Example: $1,000/month for 120 months at a 12% annual discount rate has a present value of approximately $69,808.
Purchase Agreement Legal
The contract between you and the structured settlement buyer that specifies the exact payments being transferred, the lump sum being paid, the discount rate, fees (if any), and all other terms. You must review this agreement carefully before signing — it is legally binding once a court approves it. You typically have a waiting period (3–10 days depending on state) after signing to change your mind.
Qualified Assignment Legal/Tax
The mechanism under IRC §130 through which a casualty insurer assigns its obligation to make periodic payments to a third party (a "qualified assignee" — usually an insurance company that then purchases an annuity). Qualified assignments are what create the tax-exempt status of structured settlement payments under IRC §104. Understanding this is important for tax planning when selling.
Rescission Period
A legally mandated window after you sign a purchase agreement during which you can cancel the deal without penalty. Most states set this at 3 days. It gives sellers a cooling-off period to reconsider, seek additional advice, or compare competing offers. If you change your mind during rescission, notify the buyer in writing immediately.
Structured Settlement Buyer Industry
A company that purchases future structured settlement payment rights from recipients in exchange for an upfront lump sum. Also called a factoring company, purchasing company, or transferee. Well-known buyers include J.G. Wentworth, Peachtree Financial Solutions, CBC Settlement Funding, Fairfield Funding, and Stone Street Capital. They earn a return by paying you less than the total present value of your payments.
Structured Settlement Legal/Finance
A negotiated financial or insurance arrangement in which a claimant accepts payment in periodic installments rather than a single lump sum. Structured settlements most commonly arise from personal injury lawsuits, workers' compensation claims, and wrongful death suits. Payments are funded by an annuity and are generally tax-exempt under federal law when they arise from physical injury claims.
Structured Settlement Protection Act (SSPA) Legal
State laws — passed in all 50 states and D.C. — that regulate the sale of structured settlement payment rights. Modeled on the federal Structured Settlement Protection Act (26 U.S.C. § 5891, enacted 2002), state SSPAs require court approval, mandate disclosure of the discount rate and lump sum amount, and enforce waiting periods. They were created to protect settlement recipients from predatory buyers. See our State Guides for your state's specific SSPA details.
Transfer Agreement Legal
See Purchase Agreement. Some states use the term "transfer agreement" in their SSPA statutes rather than "purchase agreement." They refer to the same document.
Transferee
The buyer — the party receiving the payment rights in a structured settlement transfer. The legal term used in most state SSPA statutes for the company purchasing your payments.
Transferor
You — the person selling your structured settlement payment rights to the buyer. The legal term used in state SSPA statutes for the person giving up future payments in exchange for a lump sum.

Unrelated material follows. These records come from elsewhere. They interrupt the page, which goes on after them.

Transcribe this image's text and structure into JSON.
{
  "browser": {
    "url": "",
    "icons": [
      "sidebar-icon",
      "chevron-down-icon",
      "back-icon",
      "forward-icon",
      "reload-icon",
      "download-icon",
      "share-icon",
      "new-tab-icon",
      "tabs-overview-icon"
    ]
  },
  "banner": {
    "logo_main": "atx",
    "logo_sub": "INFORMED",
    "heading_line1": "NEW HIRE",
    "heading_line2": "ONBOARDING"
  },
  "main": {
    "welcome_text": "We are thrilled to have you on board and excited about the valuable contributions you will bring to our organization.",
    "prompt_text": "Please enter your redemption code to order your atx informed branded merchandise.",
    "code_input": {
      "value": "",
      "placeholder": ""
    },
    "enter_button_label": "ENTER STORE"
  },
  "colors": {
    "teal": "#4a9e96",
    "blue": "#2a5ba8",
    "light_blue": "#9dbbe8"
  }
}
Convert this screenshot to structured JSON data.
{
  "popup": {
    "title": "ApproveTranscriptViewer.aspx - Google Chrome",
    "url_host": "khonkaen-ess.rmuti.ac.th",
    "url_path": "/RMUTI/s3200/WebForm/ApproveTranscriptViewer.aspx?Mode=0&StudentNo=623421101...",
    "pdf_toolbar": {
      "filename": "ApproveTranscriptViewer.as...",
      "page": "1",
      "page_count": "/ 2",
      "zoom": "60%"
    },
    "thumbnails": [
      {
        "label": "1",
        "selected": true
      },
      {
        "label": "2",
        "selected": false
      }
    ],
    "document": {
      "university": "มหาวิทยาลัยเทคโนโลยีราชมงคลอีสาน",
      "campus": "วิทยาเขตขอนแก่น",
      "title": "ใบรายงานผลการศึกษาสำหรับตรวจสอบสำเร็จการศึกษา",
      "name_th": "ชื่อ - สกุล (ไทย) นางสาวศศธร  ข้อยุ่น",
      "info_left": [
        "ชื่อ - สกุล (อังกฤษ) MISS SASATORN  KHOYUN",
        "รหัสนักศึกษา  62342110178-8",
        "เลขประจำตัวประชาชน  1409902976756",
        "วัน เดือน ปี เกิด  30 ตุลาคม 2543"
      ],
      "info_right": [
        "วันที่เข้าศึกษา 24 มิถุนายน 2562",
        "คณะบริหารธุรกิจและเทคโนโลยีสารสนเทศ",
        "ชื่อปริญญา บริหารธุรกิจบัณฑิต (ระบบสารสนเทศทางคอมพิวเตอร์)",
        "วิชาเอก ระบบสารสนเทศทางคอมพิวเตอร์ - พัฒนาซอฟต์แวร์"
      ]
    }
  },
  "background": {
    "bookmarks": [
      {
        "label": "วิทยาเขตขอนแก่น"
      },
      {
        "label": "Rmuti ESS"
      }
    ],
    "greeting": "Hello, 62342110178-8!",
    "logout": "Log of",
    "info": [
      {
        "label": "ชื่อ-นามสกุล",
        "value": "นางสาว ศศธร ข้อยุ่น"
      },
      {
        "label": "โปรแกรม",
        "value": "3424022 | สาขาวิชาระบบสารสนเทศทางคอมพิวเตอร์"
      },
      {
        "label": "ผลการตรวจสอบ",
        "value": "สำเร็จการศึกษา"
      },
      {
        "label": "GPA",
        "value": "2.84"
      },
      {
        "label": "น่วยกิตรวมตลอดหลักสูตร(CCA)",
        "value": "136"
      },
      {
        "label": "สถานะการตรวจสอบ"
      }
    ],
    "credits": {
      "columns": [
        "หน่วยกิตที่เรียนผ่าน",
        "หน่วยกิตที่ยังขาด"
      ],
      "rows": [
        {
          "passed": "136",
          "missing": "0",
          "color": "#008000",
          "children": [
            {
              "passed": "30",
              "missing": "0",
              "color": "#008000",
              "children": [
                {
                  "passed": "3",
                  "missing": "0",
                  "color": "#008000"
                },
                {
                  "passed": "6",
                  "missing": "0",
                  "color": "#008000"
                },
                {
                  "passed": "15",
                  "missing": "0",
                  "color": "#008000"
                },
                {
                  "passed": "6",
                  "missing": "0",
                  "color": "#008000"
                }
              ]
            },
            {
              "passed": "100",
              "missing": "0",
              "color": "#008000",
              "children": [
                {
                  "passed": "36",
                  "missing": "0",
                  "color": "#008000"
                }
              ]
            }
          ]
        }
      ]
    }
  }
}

Undiscounted Value (Face Value) Finance
The simple arithmetic total of all remaining structured settlement payments, without applying any discount rate. For example, 120 payments of $2,000 have an undiscounted face value of $240,000. The lump sum a buyer offers will always be significantly less than the face value, because the buyer discounts future payments to reflect the time value of money and their profit margin. Use our calculator to see the difference at various discount rates.
Disclaimer: This glossary is for general educational purposes only. It is not legal, financial, or tax advice. Terms may have additional meanings or nuances depending on state law and individual circumstances. Consult a licensed professional before making any decisions about your structured settlement.